1BR; Cobble Hill, Brooklyn
Tue Apr 26 2011
Photograph: Cinzia Reale-Castello
Dan Starobin, 29, IT manager for city government; Bianca Taylor-Starobin, 31, law-school admissions officer
Broker's fee: 12% ($3,024)
Broker: Candice Vilaire, Brooklyn Heights Real Estate (917-405-7342, email@example.com)
Moved in: July 2010
The search: "We were in Prospect Heights for a year and then three years in Brooklyn Heights," says Starobin. "We used Candice to move both times. Both times we were expecting to be able to do this on our own with Craigslist. I think it's possible, but it's very time-consuming. We sort of stumbled upon her and she just worked her butt off. She took the time to listen to us and what we needed and basically came to us with a bag of stuff and said, 'Let's look.'"
The area: "We like [Cobble Hill] because it's generally pretty quiet and family-friendly; there are a lot of babies in the neighborhood, and we knew we'd be having a child in this apartment," says Starobin. "It's safe, pretty close to transportation, close to good restaurants, close to the waterfront and the new greenway that's being constructed all the way down to the Verrazano. It also happens to be close to my parents, who live a mile away. We wanted a whole floor; you can get a floor in Cobble Hill, but you can't really get one in Brooklyn Heights—the buildings in Brooklyn Heights are subdivided to a greater extent."
The broker: "We found that half the brokers that we located online were very flaky and [we] had bad experiences with setting up appointments and them not showing up," Starobin recalls. "In one case, a woman who called us didn't know how to pronounce Joralemon Street. But Candice was very obviously a very hard worker and interested in doing business with us in the future, so she gave us really good service and it worked—she's the first person who popped into our heads when we decided to move."
The apartment: "We were like, Crap, it's big!" says Starobin with a laugh. "We were living in a 400-square-foot studio in Brooklyn Heights, and before that a 350-square-foot one-bedroom in Prospect Heights. As soon as we saw this place—650 square feet with a hallway that's maybe another 80 square feet—it just felt huge. A lot of light, eastern and western exposures, a new bathroom."

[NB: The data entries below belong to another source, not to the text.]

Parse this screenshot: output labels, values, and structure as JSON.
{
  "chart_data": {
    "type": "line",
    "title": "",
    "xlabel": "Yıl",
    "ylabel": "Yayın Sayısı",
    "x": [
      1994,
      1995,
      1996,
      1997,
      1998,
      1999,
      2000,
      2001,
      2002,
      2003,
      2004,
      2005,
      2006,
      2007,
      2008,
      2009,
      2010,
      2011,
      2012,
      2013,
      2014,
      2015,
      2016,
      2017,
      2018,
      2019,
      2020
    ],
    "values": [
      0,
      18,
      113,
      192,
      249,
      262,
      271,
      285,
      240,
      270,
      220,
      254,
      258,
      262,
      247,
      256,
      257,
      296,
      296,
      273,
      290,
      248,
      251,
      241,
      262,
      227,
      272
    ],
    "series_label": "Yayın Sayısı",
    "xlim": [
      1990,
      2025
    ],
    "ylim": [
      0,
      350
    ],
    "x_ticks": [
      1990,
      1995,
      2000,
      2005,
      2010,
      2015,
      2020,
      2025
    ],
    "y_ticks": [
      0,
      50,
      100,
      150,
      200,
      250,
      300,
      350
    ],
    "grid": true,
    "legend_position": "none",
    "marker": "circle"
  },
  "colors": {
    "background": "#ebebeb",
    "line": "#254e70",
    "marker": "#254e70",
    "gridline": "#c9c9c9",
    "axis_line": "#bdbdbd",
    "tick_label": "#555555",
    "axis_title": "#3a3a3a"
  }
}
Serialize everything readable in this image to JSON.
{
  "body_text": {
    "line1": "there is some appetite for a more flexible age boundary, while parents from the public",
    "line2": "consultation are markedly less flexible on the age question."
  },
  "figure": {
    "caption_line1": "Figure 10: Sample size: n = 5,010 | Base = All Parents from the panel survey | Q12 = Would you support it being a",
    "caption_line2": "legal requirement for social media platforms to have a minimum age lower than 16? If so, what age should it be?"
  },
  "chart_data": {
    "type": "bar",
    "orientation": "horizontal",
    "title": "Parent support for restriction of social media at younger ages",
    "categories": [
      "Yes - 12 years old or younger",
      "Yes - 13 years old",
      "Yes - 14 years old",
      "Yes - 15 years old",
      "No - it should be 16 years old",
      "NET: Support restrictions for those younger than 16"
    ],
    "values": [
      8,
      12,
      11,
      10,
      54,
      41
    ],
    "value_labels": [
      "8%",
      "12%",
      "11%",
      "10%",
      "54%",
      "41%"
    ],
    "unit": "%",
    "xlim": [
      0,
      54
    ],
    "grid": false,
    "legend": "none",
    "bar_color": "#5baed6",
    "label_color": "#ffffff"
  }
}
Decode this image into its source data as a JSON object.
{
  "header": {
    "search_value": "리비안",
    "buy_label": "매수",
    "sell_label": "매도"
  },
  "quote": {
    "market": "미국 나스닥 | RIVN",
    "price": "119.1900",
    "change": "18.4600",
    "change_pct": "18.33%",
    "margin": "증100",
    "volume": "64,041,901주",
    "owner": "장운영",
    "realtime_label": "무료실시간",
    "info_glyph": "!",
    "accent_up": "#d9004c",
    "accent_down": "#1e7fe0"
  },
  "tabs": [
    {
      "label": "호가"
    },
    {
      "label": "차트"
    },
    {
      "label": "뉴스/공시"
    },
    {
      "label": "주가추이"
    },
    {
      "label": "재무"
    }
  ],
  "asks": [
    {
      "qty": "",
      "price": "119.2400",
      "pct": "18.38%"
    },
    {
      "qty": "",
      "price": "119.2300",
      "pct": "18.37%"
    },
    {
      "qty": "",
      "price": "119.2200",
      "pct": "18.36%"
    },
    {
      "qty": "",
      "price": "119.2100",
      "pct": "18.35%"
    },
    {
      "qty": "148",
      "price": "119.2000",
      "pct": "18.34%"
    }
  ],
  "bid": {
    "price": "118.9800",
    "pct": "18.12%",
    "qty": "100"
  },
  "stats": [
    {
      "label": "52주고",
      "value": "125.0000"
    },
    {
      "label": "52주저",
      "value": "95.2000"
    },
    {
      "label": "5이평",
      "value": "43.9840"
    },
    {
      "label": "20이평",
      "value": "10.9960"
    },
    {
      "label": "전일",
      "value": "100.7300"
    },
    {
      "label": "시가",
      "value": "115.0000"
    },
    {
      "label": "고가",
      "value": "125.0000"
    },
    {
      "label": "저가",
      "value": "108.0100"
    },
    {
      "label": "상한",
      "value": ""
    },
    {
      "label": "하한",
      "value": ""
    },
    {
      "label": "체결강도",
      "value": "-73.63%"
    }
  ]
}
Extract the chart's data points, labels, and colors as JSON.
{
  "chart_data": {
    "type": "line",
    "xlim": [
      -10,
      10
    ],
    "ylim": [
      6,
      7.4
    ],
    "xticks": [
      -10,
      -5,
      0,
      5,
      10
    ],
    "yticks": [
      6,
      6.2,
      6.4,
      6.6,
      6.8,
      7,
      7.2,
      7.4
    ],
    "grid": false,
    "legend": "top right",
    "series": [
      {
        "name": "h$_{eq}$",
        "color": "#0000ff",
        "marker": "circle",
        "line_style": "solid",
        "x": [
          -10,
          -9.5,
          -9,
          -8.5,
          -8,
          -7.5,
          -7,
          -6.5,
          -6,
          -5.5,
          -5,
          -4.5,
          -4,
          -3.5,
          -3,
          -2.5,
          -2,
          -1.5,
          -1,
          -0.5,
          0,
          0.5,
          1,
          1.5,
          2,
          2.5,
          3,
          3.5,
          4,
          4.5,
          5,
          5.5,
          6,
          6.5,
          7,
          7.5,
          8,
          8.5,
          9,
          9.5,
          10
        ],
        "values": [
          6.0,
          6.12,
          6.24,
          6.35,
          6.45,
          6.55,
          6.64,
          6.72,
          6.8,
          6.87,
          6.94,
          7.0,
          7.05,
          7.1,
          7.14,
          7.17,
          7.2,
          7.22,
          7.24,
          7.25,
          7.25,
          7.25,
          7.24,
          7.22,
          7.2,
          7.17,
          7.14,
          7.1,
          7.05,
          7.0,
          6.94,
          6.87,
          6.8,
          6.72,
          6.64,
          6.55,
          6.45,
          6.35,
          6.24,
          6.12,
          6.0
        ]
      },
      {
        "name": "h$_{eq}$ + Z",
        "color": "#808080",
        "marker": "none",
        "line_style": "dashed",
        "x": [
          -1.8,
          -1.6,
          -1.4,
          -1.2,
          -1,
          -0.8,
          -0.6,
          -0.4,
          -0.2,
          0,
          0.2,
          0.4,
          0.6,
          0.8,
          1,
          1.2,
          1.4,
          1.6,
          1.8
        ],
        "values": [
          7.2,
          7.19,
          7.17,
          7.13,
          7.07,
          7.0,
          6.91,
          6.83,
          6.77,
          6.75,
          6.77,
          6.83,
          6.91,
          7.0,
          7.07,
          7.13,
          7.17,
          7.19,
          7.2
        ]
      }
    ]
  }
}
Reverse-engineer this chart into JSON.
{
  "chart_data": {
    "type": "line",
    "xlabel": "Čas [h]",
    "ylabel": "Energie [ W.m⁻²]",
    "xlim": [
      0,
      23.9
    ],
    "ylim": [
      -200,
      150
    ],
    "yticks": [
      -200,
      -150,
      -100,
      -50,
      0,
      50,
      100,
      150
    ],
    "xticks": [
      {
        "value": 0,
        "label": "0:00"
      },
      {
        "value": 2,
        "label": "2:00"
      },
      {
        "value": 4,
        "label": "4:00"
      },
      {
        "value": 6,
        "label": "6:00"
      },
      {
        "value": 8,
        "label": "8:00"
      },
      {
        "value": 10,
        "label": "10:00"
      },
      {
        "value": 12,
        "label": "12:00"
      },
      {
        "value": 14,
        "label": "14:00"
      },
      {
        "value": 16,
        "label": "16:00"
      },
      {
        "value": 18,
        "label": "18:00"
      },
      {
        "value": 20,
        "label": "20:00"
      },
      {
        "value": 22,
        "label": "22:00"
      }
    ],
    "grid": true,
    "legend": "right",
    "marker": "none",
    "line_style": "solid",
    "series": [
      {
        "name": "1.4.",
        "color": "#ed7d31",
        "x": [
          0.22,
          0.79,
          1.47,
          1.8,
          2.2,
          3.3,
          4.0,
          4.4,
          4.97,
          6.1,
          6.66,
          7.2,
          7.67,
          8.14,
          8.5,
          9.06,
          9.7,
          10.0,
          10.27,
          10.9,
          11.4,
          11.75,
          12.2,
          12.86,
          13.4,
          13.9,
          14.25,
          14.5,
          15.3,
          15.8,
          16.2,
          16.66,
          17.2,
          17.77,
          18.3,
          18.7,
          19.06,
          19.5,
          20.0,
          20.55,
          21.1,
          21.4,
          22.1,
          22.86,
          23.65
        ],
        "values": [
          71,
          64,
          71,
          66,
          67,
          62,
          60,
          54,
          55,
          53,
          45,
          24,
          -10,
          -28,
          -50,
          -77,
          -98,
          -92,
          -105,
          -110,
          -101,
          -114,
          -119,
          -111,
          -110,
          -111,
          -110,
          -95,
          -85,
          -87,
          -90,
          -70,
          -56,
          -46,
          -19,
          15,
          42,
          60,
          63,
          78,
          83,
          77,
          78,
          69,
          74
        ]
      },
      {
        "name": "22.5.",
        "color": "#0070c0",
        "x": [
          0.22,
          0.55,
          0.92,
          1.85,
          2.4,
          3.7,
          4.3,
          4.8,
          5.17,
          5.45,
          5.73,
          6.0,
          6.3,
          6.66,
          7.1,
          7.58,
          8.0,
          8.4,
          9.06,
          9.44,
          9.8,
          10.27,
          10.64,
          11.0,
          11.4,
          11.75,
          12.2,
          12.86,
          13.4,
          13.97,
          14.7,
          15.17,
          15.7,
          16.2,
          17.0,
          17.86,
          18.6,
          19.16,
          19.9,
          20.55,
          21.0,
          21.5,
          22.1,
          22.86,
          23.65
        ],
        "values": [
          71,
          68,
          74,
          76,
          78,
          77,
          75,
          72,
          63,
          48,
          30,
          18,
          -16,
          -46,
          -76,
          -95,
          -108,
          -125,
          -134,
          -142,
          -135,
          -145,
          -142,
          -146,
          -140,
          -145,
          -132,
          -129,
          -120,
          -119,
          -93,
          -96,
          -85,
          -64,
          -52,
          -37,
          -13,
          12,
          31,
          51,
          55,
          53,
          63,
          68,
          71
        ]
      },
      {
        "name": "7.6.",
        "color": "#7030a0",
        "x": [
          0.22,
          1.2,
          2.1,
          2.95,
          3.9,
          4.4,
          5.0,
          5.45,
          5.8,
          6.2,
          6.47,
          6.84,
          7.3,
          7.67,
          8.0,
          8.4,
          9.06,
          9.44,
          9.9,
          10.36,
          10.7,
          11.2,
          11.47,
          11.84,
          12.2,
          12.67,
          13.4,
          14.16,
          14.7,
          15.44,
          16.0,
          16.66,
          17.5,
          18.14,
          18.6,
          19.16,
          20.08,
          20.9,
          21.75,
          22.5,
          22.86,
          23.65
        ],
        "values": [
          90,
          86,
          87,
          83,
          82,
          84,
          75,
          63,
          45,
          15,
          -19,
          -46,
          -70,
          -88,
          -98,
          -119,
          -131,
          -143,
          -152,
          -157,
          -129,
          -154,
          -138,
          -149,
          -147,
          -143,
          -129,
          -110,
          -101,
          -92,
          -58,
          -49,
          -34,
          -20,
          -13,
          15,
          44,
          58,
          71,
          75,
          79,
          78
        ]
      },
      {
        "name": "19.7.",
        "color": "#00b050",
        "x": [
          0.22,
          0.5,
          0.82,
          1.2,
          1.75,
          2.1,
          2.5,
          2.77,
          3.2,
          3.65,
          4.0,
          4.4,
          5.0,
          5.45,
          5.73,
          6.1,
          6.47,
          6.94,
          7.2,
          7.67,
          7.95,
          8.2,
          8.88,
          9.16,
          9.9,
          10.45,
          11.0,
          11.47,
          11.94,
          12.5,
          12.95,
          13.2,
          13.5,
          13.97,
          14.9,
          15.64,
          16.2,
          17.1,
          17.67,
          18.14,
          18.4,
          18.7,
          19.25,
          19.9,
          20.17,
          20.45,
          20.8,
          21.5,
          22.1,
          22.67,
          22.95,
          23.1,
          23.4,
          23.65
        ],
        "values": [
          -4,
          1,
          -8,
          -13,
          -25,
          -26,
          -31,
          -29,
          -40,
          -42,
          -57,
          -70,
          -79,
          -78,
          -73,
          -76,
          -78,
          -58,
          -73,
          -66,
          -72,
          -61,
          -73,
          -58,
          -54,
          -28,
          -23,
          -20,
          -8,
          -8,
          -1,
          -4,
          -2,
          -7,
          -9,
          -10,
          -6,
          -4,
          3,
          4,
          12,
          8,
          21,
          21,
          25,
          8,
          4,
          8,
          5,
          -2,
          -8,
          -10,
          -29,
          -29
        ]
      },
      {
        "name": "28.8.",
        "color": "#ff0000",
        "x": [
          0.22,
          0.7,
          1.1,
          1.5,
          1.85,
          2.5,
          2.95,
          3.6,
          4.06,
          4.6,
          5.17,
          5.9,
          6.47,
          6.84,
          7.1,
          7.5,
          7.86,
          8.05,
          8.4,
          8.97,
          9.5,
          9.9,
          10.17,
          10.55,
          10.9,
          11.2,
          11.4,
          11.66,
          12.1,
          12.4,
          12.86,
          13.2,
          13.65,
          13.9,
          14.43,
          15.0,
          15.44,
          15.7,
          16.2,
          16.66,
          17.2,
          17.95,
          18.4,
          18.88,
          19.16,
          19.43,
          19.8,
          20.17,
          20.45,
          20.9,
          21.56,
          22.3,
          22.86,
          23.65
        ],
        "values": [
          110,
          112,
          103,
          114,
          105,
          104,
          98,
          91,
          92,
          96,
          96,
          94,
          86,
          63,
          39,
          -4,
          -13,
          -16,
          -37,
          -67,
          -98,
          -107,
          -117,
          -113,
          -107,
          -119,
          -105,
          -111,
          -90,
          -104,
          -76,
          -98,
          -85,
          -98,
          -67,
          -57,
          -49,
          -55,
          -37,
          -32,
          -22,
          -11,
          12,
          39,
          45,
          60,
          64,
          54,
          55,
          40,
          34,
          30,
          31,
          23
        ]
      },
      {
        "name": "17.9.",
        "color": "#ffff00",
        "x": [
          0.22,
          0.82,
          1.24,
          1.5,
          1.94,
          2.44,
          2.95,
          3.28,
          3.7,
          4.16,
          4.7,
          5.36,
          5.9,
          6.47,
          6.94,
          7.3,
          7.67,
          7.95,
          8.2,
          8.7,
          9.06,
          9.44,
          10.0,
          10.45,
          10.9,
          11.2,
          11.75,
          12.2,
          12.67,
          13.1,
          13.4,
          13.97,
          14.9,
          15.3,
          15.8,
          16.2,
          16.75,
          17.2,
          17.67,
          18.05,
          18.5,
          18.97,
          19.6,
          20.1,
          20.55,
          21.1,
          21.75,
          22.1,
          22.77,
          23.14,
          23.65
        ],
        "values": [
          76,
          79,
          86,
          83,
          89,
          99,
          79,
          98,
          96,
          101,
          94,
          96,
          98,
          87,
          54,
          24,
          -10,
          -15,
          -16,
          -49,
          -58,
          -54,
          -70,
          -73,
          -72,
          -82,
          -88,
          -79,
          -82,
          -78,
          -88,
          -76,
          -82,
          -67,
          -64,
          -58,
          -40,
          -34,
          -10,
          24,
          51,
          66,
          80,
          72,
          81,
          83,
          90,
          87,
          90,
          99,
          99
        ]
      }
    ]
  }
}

The perks: "There are four units in the building, and the landlord lives in the ground one," says Starobin. "He gives each tenant a $200 paint allowance and they can paint the apartment any way they want. And he was open to any improvement. Replacing doorknobs, switch plates—he said we should give him the receipts and he'll knock it off the rent. I built a custom closet and we just took it off the rent. And then we had a massive leak that destroyed the kitchen, and the landlord decided to gut it and give us a brand-new one. They found brick behind one of the walls, so they left that. It turned out really beautiful. So it's really worked out well for us."
Tips for apartment hunters: Starobin notes: "Up front, a broker's fee might look like a big cost, but you have to decide how long you think you're going to stay in the apartment. If a broker charges 12 percent of a year's rent, calculate what that is and average it out over 36 months. You have to think about the overall impact on your life. And brokers sometimes have access to places that are better than what you'd find on your own."